Going back to your original question, evaluating the definite integral with the integrand -1/Sqrt[1 - x^2], bounded from x=0 to x=1, results in -pi/2 regardless of whether arcsin or arccos is used. arccos(x) + arcsin(x) =/= 0. Could you have mixed up the signs?
[quote=ShockPenguin]@AnasF:
What? arccos[1] - arccos[0] = 0 - pi/2 = -pi/2. ._.[/quote]
Yes, I realise that.
My point is that, through legitimate methods, I've produced two answers for the integral of 1/sqrt[1-x^2] from 0 to 1.
Also, what piques my interest further is that neither of this are equivalent to "What is the area enclosed between y = 1/Sqrt[1-x^2], y = 0, x = 0, x = 1".
[quote=ShockPenguin]As long as your bounds are the same, definite integrals would give you zero.[/quote]
Let's say, integral of -1/[1 - x^2] bounds 0 to 1.
If you let the integral be cos^-1(x)... The definite integral results in 0.
If you let the integral be -sin^-1(x)... The definite integral becomes -pi/2.
[quote=ShockPenguin]Oh, sorry. I just woke up and your wording confused me a little.
The problem here is that you're forgetting your constant of integration.

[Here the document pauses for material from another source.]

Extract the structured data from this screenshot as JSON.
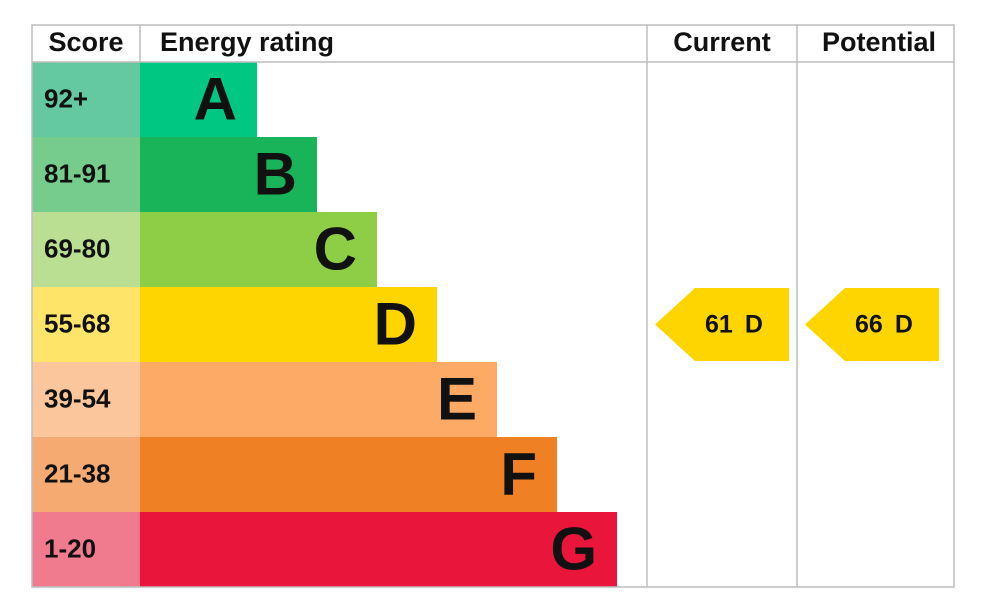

That little "+C" at the end of your indefinite integral.
If you kind of take a step back from calculus and reinterpret what arcsin[x] and arccos[x] are, you'd find that adding them gives you pi/2 (the constant you're looking for).

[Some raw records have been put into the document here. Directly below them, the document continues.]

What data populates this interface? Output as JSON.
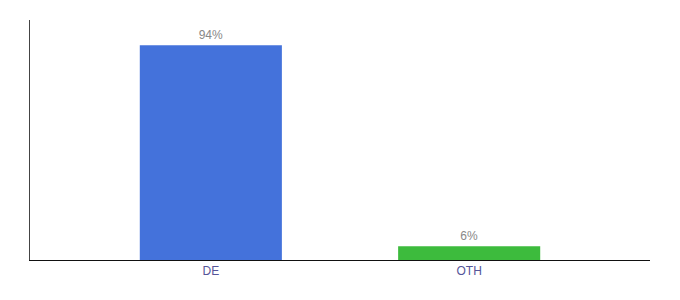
{
  "chart_data": {
    "type": "bar",
    "categories": [
      "DE",
      "OTH"
    ],
    "values": [
      94,
      6
    ],
    "value_labels": [
      "94%",
      "6%"
    ],
    "data_labels": true,
    "colors": [
      "#4472db",
      "#3dbb3d"
    ],
    "ylim": [
      0,
      105
    ],
    "grid": false,
    "tick_labels": "x"
  }
}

Draw a right triangle, label one of legs "x" and the hypotenuse "1", and you'll see that the two angles are always complementary given a suitable range.[/quote]
Ok sure.
But what about definite integrals?
[quote=ShockPenguin]If you take the negative out as a constant,
Integral of -1/Sqrt[25 - x^2] = -1 * sin^-1(x/5)
^ What?[/quote]
Let's say you have
"Find the integral of -f'(x)." It is legitimate to rephrase that as, "Find the integral of f'(x) and multiply it by -1."
However, this causes slight discrepancies with inverse trigonometric integrals.